Mrs A was seen in the morning of 26 February as arranged, and the case notes make no reference to the CT scan or the suspicious lesion. She was treated for her hip pain and an ACC certificate issued.

In 2020 Mrs A attended an accident and emergency clinic, again with a sore hip. The CT scan report was seen and she was told about the neck lesion and referred to ENT. The lesion was found to be a metastatic squamous cell carcinoma.

Inevitably Dr B was criticised and censured for not reading the third discharge summary carefully and for not acting on the phone call from the hospital clinician. Dr B was adamant that he never received the clinician’s phone call, and explained that he never accepts calls on the weekends, so the call had to have come in before 11.50 am on 26September. He further explained that he could show that he was consulting from 9.00am that morning.

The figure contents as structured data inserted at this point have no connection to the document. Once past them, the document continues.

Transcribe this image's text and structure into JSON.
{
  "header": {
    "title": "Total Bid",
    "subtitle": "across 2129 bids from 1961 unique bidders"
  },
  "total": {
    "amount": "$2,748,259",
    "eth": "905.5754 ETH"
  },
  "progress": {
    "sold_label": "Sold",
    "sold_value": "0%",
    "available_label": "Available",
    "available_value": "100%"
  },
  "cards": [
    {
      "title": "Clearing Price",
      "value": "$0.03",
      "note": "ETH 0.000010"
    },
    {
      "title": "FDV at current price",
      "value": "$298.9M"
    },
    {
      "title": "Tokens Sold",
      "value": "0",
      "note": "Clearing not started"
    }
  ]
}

What is more, he saw Mrs A in that same period and it beggared belief that he would have overlooked the advice.

What are the possible scenarios?

  • Dr B was recalling details which had occurred some 2 ½ years previously and he may have been mistaken.
  • The hospital clinician wrote what he intended to do rather than what he did.
  • Although very unlikely, the clinician might have rung the wrong doctor.

One further point, which was not made by Commissioner, is that when discharge or other documents are transmitted and then amended, there should be a very clear warning that there is new information in the documents. If these had been amended instructions to an airline pilot and it resulted in a “near miss” or even a crash, I suspect that there would quickly be a nationwide management policy on how amended documents should be transmitted.

Message from the College's Medical Director Luke Bradford

In response to the issue of amended discharge summaries and the cc’ing of results by secondary care clinicians to GPs without a formal transfer of care, the College has organised a conversation with MCNZ, HDC, Manatū Hauora and Te Whatu Ora. This conversation will address the clinical risk and administrative burden of this unsolicited non-communicated workload and will drive for a change in current practices.